On 1 January this year, Dalits from across India gathered in Bhima Koregaon, a village 30 kilometers from Pune, to commemorate the bicentennial anniversary of a historic battle that took place in the village in 1818. The battle had culminated in the victory of a small British battalion, largely comprising soldiers from the oppressed Mahar caste, over an army of dominant-caste Peshwas. On the 200th anniversary, as lakhs marched towards the Koregaon Ranstambh, or Vijay Stambh—a memorial pillar erected by the British to commemorate the battle—mobs of people carrying saffron flagsattacked the predominantly Dalit gathering.
In the days that followed, the police registered multiple complaints and first information reports, each with competing narratives about the origins of the violence. In early January, the Pune Rural Police appointed a ten-member fact-finding committee, headed by the city’s deputy mayor, Siddharth Dhende, to inquire into the violence and the events leading up to it. Over a span of ten days, the committee visited Bhima Koregaon and nearby villages, interviewing eyewitnesses, victims, journalists who were present in the area, and local residents. They collected evidence such as individual testimonies, audio-visual proof—including recordings of phone calls and videos from the day of the violence—and messages circulated on Facebook and Whatsapp. The committee submitted a detailed report to the police on 20 January.

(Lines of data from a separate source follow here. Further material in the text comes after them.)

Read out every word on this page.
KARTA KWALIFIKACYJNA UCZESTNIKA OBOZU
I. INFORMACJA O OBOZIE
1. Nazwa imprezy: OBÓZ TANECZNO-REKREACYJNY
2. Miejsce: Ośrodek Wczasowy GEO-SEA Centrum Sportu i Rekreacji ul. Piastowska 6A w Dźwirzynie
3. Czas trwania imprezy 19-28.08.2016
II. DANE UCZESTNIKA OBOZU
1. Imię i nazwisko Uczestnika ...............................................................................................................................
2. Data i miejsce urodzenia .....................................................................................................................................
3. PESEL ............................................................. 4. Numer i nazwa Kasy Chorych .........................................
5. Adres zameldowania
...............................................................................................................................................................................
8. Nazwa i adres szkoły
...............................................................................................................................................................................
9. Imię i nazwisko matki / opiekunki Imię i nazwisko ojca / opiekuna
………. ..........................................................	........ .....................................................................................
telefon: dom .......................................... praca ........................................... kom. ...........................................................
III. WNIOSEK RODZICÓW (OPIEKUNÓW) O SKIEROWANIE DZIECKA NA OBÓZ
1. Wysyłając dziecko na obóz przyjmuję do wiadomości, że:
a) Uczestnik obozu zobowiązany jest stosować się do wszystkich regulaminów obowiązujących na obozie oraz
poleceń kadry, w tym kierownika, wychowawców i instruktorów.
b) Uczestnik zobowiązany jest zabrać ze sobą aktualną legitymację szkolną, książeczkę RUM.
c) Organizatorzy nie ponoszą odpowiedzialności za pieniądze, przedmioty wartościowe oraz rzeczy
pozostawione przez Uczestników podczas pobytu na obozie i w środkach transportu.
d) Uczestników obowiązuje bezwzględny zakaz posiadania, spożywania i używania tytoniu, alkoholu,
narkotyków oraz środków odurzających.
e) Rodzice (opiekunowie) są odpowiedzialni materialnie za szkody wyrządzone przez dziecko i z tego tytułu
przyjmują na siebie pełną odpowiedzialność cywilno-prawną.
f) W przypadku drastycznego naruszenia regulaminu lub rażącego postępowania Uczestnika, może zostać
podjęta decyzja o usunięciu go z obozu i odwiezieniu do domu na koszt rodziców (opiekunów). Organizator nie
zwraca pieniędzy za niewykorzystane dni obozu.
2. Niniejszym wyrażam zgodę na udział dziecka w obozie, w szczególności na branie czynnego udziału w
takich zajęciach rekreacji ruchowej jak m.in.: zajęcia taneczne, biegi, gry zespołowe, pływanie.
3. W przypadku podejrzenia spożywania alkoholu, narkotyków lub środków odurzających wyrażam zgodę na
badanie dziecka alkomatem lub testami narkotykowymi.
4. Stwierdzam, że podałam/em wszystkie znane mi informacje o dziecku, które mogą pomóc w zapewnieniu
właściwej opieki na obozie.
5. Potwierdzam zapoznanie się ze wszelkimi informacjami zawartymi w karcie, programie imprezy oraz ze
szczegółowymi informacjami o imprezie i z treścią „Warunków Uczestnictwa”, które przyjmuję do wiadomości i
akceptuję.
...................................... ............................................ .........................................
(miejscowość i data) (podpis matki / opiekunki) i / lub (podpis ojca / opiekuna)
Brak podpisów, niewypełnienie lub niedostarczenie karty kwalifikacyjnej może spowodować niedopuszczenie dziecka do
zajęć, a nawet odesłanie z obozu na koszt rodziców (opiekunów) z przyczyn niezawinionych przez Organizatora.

The report identifies two Pune-based Hindutva leaders—Milind Ekbote and Manohar Bhide—as the “main conspirators” behind the violence, supported by other local leaders across party affiliations. These findings corroborate an earlier complaint filed by Anita Sawale, a resident of Pune and an eyewitness to the violence. Sawale’s complaint, on the basis of which the police registered an FIR on 2 January, stated that Ekbote and Bhide were responsible for the violence.